— Кое-что особенное. Совершенно особенное. Решительно особенное! Сегодня очень необычная ночь, оберштурмбаннфюрер.
Гегель покосился на Хирта. Сейчас доктор походил на поэта — глаза мечтательно полуприкрыты, лицо словно вызолочено вдохновенным светом. Впрочем, свет был самым обычным — желтым. От фонаря над центральными воротами Вевельсбурга.
— И потому мы оставили машину в километре от замка? — поинтересовался Гегель. — Из-за того, что сегодня очень необычная ночь?

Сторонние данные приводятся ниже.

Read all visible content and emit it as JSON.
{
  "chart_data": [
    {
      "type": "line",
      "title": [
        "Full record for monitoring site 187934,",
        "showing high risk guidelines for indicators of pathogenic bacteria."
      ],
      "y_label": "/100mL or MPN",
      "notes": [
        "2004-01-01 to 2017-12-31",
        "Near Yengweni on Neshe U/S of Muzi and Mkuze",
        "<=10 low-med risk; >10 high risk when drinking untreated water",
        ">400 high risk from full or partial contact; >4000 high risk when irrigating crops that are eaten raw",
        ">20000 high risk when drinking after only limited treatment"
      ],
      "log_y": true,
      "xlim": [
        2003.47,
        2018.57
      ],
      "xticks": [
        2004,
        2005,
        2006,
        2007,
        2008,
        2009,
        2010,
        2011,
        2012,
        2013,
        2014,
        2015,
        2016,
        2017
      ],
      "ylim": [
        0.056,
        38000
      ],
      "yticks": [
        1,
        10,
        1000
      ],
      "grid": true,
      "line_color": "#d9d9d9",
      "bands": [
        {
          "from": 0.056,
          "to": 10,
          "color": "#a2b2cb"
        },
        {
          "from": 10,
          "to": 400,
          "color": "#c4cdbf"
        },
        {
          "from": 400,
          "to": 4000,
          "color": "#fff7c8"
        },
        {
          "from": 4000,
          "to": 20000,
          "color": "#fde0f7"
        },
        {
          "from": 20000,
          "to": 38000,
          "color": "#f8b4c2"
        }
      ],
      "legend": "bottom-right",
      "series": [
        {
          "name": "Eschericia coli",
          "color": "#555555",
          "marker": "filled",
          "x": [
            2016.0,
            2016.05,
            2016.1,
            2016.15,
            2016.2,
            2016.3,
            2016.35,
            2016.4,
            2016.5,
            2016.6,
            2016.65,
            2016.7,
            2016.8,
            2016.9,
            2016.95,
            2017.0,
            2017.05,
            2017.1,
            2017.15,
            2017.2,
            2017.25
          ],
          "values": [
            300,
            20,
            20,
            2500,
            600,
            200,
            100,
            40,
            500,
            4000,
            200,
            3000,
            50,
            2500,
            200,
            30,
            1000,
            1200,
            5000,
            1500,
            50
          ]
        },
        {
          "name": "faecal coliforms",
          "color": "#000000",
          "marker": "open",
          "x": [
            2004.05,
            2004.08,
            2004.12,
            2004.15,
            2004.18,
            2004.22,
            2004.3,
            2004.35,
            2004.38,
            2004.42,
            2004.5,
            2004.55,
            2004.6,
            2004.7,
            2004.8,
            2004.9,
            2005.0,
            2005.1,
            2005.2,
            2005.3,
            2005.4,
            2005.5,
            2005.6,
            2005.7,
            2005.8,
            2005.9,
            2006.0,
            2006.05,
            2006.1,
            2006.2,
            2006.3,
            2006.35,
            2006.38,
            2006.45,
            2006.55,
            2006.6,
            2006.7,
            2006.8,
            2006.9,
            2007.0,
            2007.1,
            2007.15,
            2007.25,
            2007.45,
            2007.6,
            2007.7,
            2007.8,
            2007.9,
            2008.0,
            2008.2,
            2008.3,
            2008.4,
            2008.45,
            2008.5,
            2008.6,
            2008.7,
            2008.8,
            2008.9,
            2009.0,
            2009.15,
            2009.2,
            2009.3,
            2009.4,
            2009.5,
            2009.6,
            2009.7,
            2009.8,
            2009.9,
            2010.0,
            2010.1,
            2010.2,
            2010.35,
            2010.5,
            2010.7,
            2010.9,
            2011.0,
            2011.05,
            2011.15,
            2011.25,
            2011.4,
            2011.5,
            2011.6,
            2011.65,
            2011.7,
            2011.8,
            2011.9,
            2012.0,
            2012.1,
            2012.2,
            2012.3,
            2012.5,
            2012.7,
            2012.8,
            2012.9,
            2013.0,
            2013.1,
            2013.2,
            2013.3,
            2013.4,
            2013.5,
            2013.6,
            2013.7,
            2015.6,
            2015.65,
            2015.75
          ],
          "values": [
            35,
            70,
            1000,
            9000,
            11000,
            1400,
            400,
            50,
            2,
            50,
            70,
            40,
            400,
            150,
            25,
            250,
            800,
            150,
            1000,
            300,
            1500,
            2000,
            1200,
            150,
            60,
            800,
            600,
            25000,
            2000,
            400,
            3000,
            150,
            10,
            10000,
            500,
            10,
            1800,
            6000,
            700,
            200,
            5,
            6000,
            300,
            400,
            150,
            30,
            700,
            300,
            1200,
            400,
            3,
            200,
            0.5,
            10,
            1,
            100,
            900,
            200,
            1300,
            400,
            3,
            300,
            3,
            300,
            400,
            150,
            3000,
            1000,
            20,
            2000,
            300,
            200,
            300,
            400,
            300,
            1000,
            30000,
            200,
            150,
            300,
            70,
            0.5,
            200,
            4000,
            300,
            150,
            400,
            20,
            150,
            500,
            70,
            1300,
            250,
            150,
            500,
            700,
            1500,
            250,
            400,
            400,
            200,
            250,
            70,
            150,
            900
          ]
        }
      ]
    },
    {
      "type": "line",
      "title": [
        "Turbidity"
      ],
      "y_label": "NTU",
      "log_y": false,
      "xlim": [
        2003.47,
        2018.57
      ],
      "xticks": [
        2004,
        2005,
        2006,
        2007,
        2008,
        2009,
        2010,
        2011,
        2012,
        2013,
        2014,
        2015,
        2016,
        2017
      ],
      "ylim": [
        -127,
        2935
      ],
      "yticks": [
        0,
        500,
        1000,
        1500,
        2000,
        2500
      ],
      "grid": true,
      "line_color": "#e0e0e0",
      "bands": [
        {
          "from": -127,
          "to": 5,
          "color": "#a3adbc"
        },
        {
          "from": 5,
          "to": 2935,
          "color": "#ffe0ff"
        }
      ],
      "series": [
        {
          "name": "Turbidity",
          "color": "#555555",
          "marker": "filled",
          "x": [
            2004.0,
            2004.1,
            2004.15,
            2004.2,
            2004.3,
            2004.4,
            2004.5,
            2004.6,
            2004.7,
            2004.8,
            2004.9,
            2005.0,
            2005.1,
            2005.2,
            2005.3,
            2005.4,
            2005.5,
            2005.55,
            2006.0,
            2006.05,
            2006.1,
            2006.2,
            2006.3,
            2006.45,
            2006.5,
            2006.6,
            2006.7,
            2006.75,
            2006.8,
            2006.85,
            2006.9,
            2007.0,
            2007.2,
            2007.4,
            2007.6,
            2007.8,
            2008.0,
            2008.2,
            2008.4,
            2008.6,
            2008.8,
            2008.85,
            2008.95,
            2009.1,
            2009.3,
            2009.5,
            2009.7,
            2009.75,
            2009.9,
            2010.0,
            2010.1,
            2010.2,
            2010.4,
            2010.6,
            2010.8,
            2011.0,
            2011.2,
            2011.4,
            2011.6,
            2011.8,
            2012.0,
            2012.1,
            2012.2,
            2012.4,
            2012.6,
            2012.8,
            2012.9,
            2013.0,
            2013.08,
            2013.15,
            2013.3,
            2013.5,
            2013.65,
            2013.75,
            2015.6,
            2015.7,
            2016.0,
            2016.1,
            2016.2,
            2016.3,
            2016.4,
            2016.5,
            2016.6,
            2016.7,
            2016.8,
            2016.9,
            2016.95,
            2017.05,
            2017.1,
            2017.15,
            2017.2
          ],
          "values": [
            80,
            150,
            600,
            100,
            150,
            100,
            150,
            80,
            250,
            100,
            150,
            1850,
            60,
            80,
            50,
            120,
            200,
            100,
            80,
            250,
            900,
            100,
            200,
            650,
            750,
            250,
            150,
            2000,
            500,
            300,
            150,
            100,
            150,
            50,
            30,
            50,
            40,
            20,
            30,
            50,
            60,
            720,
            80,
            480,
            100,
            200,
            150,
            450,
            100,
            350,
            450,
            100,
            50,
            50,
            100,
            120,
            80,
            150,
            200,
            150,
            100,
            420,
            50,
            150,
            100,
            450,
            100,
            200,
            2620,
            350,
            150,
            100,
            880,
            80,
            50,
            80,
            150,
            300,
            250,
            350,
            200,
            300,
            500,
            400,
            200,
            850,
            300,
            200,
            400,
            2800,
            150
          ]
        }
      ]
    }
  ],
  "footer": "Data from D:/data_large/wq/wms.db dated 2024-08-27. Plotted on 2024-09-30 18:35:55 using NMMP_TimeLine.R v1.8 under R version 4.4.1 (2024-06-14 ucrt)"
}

— Разумеется, — Хирт взялся за тяжелый деревянный молоток, висевший при дверях на цепи, и несколько раз с силой ударил в окованную металлом створку ворот. Ворота загудели, будто церковный колокол. — Шум двигателя и особенно бензиновые пары могут помешать концентрации…
— А вот этот грохот, стало быть, не помешает? — ядовито осведомился оберштурмбаннфюрер. С самого начала их знакомства — Хирт встретил его на вокзале в Падеборне два часа назад — Гегеля не оставляло ощущение, что доктор держит его за идиота и даже не очень пытается это скрывать.
— Этот — не помешает! — в голосе Хирта прозвучала обида. — Сейчас мы слышим звук, естественный для того времени, когда… ну, в общем, для героических времен. В отличие от тарахтения дизеля.
Раздался омерзительный металлический скрежет — очевидно, не менее привычный для героических времен, и перед самым носом Гегеля открылась небольшая калитка. В черном проеме стоял высокий худой солдат в парадной форме СС. В руках он держал горящий смоляной факел.
— Хайль Гитлер! — воскликнул солдат, увидев Хирта. Тот вяло махнул рукой.
— Этот господин со мной, — небрежно сказал доктор. — Дайте-ка пройти, Ганс.
Ганс не тронулся с места. Факел дымил и трещал, отбрасывая по сторонам длинные тени. Гегелю показалось, что солдат рассматривает его как-то недобро.
— Он есть в списке, — нетерпеливо добавил Хирт. — Это оберштурмбаннфюрер СС Эрвин Гегель.
— Прошу простить, — в голосе Ганса лязгнул металл. — Имею приказ пропускать только обладателей печати.
Хирт тяжело вздохнул.
— Покажите ему, — сказал он, поворачиваясь к Гегелю. — Ганс у нас образцовый служака.
Гегель, чувствуя себя до крайности глупо, расстегнул верхнюю пуговицу кителя и извлек висевший на крепком черном шнурке каменный цилиндрик размером с мизинец. Цилиндрик дал ему Хирт по дороге к Вевельсбургу.
«Формальность, — словно извиняясь, пояснил он. — Но, к сожалению, необходимая».
Прежде чем надеть шнурок на шею, Гегель как следует рассмотрел цилиндрик. На темно-красном камне (Гегель решил, что это сардоникс) были грубо вырезаны изображения зверей и птиц. Эрвин видел такие штуки в Берлинском музее, в экспозициях, посвященных культуре Двуречья.